Just as the crisis, a transition will take as long as it takes. Each individual is unique and so is their transition/crisis. We can't put a time limit on it. For example, it's always been said that a mlc takes 3-5 years and that was moved up to 7 years and now we are seeing that it takes some even longer, i.e., possibly 8, 9, 10 or even longer. So, it's all up to the person experiencing the crisis.

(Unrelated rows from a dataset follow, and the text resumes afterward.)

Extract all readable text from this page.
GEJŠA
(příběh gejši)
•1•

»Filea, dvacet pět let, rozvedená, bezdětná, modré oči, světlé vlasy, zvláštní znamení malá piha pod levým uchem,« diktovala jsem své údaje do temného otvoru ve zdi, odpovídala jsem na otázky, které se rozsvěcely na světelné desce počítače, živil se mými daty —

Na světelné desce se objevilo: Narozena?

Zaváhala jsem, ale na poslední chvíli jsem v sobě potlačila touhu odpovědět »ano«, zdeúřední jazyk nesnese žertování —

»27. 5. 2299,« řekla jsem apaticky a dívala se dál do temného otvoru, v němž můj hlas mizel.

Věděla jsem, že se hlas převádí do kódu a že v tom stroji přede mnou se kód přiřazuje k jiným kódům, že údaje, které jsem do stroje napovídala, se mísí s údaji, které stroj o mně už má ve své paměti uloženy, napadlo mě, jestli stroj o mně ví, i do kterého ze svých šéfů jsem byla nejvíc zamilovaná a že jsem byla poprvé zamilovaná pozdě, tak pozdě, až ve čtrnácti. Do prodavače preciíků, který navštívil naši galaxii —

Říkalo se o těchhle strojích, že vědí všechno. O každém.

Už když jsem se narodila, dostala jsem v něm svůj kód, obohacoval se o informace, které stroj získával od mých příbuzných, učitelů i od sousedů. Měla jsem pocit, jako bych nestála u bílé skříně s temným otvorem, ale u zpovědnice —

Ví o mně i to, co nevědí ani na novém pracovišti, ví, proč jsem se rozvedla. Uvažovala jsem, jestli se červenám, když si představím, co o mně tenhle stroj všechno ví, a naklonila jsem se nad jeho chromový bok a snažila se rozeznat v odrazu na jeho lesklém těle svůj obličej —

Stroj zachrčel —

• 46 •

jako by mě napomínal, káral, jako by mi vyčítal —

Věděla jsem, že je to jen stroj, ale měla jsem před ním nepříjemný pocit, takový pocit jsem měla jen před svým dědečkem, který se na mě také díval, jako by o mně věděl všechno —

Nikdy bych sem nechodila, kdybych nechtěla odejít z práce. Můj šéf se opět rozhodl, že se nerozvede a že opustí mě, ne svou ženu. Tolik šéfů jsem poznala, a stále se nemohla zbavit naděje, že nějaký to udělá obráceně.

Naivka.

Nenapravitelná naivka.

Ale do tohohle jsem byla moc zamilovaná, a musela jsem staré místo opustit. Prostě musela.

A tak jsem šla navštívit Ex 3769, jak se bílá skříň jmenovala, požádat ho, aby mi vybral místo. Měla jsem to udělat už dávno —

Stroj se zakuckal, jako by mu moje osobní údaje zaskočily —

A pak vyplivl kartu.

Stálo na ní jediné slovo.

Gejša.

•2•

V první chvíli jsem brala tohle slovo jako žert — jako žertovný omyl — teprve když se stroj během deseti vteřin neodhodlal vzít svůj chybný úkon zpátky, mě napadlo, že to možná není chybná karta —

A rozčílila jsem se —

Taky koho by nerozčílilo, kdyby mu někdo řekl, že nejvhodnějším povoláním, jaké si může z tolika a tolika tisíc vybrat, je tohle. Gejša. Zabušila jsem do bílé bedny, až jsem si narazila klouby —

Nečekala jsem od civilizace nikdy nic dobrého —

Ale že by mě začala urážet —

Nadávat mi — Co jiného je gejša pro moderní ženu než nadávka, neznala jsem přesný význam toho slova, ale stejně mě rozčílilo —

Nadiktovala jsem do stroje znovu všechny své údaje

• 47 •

I would suggest that you buckle up, be ready to listen, but also, do not rely on just his words, i.e., actions will speak louder than words. If all he offers is lip service, then he's not ready to recommit and do the hard work. It's difficult, but it's not about you, the marriage or the children. It's about him and what may have transpired in his life a long time ago and he really does need to face those demons, accept that there are some things he can't change and learn to love and be happy w/himself as he is today. Seeking the illusive happiness in external things will not make him happy except for a short period of time. He will come to realize that happiness comes from within and that's his lesson to learn, we can't teach him that.

Be kind to yourself, rediscover the person you were before all of this began. You just might find that you are happy being that new and improved you.


Sit quietly, the answers will reveal themselves when you least expect them to.
The past is gone, the present is a gift and you need to focus on today, allow the future to reveal itself when it is ready.